AUSTIN — The United States Congress has many jobs, but one might argue their top priority is national security.
On Friday, people filled the University of Texas at Austin's Alumni Center to discuss that very topic and, more specifically, Russia.
It was a conversation that is especially relevant right now, as Special Counsel Robert Mueller continues to investigate Russian meddling in the 2016 U.S. presidential election.
"It seems that Russia still looks at the world and says, 'If it's bad for America, it must be good for us,'" U.S. Senator Richard Burr (R-North Carolina), who is Chairman of the Select Committee on Intelligence, said.
And if there were any doubters in the room, Burr; U.S. Senator Mark Warner (D-VA), who is Vice Chairman of the committee; and U.S. Senator John Cornyn (R-Texas), who serves on the committee, made it clear that meddling happened -- and on a level U.S. leaders didn't expect.
"Respectfully, the intelligence community was a little caught off guard on was the ability for a foreign entity to massively use social media to manipulate news, to pit Americans against each other," Sen. Warner said.

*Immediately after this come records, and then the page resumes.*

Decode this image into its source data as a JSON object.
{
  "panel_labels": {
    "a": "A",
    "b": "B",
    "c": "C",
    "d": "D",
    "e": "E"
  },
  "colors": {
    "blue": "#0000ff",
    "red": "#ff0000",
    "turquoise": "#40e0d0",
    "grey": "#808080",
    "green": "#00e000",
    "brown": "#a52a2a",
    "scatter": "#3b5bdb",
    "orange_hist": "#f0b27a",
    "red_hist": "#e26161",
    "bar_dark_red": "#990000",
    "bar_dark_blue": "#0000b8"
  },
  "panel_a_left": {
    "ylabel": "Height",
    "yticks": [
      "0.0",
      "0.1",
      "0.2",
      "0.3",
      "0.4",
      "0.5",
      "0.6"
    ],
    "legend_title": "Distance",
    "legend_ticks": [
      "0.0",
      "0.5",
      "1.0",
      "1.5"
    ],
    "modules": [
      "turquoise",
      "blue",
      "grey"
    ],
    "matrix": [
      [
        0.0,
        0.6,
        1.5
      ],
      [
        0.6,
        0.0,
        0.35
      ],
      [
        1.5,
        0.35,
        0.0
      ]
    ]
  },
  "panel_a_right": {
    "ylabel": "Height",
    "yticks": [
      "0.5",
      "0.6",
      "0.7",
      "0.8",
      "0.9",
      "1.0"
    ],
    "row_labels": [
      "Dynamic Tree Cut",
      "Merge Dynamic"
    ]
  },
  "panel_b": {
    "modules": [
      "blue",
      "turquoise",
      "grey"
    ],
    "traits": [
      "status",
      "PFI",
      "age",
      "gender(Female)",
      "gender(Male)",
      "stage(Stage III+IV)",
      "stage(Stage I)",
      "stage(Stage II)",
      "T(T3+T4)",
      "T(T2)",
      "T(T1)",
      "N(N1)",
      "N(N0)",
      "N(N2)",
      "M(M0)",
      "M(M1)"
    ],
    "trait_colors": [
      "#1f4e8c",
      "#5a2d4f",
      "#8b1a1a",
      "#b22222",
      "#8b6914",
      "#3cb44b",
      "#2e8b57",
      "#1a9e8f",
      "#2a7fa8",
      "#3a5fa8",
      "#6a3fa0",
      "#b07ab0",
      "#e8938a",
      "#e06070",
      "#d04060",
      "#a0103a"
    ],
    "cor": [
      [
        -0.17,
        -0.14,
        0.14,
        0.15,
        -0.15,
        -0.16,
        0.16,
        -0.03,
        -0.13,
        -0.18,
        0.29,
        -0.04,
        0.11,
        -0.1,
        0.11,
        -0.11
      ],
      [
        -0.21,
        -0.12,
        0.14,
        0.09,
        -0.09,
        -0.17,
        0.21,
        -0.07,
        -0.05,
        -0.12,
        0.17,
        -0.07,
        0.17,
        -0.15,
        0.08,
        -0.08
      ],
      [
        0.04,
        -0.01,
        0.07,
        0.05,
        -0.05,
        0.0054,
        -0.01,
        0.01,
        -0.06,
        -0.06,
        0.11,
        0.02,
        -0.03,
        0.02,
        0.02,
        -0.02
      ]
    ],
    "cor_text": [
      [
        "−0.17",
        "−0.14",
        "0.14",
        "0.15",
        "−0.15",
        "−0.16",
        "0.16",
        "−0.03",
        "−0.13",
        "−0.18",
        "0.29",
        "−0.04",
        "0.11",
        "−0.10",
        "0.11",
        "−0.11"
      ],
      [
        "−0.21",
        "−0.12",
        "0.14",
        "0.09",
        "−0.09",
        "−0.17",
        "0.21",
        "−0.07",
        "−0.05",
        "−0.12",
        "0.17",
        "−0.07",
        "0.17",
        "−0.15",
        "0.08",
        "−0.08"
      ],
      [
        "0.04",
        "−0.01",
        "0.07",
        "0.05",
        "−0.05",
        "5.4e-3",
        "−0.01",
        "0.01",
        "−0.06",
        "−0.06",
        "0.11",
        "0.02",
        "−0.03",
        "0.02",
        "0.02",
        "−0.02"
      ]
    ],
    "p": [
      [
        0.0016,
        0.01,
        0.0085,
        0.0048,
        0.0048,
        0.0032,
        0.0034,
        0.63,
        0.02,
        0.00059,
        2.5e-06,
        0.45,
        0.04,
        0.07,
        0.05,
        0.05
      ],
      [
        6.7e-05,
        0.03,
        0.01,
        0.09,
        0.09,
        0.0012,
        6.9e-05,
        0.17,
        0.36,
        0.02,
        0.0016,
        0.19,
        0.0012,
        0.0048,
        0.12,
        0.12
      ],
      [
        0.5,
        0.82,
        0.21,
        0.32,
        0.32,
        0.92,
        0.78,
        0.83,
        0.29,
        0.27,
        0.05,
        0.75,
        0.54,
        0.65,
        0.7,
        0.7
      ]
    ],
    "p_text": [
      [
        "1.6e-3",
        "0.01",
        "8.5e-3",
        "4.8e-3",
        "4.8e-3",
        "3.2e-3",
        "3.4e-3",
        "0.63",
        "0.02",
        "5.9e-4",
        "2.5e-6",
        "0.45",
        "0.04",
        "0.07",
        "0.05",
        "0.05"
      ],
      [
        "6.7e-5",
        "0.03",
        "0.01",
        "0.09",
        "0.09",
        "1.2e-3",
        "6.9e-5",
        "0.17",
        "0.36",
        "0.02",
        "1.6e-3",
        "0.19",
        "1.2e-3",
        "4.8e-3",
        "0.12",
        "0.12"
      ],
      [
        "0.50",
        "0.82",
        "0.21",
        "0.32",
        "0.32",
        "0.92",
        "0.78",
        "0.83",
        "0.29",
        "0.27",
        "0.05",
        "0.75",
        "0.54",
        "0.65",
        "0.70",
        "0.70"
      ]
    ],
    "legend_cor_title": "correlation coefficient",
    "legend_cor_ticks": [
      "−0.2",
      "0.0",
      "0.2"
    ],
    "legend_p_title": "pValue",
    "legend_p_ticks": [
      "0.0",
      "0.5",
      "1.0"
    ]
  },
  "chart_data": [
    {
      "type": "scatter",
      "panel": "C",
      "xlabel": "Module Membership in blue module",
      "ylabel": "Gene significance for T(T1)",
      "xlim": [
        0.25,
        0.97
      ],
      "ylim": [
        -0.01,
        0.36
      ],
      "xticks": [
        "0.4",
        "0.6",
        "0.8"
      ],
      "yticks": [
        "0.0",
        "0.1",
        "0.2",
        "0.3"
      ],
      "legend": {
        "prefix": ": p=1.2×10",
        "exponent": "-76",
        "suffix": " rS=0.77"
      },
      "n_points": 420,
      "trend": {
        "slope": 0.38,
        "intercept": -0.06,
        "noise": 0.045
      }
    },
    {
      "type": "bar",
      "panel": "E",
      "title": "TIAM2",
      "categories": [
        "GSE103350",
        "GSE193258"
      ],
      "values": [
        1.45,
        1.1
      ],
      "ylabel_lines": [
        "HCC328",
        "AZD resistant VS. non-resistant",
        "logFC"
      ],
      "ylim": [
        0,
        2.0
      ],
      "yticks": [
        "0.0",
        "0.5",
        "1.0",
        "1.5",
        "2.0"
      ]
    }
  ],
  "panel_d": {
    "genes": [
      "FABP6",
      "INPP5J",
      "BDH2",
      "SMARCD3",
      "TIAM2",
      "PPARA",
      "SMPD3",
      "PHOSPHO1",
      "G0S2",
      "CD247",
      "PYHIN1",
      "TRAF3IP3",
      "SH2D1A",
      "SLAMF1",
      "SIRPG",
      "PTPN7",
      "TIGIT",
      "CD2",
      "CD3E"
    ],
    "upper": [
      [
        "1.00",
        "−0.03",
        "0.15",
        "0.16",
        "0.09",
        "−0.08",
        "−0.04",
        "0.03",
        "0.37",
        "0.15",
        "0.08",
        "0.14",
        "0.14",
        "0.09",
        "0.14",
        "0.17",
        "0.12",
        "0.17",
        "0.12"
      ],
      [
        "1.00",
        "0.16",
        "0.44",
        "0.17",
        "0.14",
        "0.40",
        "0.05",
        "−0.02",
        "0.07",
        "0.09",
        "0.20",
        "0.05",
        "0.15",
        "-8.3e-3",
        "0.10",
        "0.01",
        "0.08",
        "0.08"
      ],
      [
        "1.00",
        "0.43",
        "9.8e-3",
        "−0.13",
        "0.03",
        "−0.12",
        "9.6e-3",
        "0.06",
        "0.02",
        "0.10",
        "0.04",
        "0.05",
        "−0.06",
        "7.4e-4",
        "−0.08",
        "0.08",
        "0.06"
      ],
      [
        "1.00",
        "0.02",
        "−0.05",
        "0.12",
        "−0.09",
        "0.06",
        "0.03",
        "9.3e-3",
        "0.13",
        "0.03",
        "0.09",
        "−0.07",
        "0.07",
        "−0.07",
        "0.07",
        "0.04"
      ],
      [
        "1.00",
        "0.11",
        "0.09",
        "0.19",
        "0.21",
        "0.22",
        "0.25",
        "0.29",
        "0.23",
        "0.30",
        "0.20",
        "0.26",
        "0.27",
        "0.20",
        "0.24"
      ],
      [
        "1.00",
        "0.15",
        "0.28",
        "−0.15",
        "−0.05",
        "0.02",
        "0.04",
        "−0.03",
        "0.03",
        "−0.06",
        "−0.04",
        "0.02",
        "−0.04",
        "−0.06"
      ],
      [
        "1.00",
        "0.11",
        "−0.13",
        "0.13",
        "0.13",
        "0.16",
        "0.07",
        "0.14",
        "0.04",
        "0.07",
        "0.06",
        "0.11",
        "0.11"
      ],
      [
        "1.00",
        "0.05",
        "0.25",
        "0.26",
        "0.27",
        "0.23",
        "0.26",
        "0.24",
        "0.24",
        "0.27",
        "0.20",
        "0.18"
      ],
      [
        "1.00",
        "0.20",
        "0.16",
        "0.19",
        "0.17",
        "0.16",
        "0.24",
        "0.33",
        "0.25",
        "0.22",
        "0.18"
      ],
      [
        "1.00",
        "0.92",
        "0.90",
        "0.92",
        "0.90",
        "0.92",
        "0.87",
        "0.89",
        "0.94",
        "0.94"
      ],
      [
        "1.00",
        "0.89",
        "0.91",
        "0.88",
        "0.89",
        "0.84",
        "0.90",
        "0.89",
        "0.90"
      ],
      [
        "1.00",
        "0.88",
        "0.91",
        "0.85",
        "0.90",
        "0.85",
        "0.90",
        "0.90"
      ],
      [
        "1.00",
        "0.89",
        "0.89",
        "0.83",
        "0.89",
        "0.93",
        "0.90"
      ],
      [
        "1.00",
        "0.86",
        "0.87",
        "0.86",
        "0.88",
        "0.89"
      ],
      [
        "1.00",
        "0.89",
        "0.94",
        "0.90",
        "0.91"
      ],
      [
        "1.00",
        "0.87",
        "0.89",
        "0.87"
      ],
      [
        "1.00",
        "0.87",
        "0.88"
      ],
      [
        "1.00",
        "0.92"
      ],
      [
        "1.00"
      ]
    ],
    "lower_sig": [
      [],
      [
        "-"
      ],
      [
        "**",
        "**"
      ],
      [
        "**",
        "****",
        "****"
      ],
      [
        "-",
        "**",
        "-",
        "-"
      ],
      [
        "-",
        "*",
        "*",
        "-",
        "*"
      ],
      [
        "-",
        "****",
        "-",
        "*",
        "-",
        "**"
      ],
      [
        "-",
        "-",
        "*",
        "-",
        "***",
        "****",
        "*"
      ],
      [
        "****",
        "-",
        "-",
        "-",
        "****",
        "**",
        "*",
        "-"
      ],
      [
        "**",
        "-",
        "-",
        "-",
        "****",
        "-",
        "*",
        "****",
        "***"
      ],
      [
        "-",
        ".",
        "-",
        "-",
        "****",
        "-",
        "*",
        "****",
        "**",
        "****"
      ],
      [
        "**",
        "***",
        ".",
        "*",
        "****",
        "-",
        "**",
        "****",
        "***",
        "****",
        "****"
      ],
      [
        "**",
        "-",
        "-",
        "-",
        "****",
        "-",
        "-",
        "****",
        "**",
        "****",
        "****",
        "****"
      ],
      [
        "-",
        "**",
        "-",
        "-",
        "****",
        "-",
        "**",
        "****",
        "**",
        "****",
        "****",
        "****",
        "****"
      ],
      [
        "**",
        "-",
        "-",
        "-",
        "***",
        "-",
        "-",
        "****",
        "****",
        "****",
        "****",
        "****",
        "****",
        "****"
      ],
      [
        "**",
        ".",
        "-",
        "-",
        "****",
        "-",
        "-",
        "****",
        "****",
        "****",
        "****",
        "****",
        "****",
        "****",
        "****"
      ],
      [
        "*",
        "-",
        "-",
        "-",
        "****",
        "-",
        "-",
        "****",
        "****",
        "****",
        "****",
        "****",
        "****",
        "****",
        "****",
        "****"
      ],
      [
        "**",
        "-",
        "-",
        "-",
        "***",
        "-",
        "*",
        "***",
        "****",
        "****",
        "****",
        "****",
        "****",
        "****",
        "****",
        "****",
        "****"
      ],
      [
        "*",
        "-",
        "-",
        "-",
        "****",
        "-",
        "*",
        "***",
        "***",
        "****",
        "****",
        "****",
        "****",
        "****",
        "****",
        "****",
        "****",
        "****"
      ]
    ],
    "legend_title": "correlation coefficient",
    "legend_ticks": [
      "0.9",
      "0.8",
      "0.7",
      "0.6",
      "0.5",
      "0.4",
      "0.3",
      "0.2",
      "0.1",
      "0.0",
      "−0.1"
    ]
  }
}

"That was just the tip of the sphere. The real issue was the ability to create faker personas and create followers not on politics, but a site that might promote Texas football or gardening and then you draw folks in and then start to see political malfeasance," Sen. Warner added.
America is not the first. The senators say Russian agents used the tactics on their own people and other adversaries, adding representatives from all 29 NATO countries believe Russia has meddled in their elections.
The lawmakers would like to craft legislation to address the problems, but say finding solutions is not easy.
"When you ask about legislation that Congress could pass, technology is moving so fast that I don't want us to be an impediment. But rather, I think the best role of the Congress is to provide tools," Sen. Cornyn said.
Because they believe meddling from foreign countries will only get worse.
"What I predict 2020 will be, or somewhere this will happen in the coming two years, is they will marry cyber and disinformation," Sen. Warner said.
"You'll see what's called the next iteration of this called 'deep fade technology,' where you'll see a digital image of Richard Burr's face and his voice communicating with you on a virtual YouTube attempt, but that won't be Richard at all," Sen. Warner added.
Sen. Cornyn said one thing lawmakers can do is look at how other countries get access to the intellectual property of Americans to see if things changes can be made on that front to stop the meddling.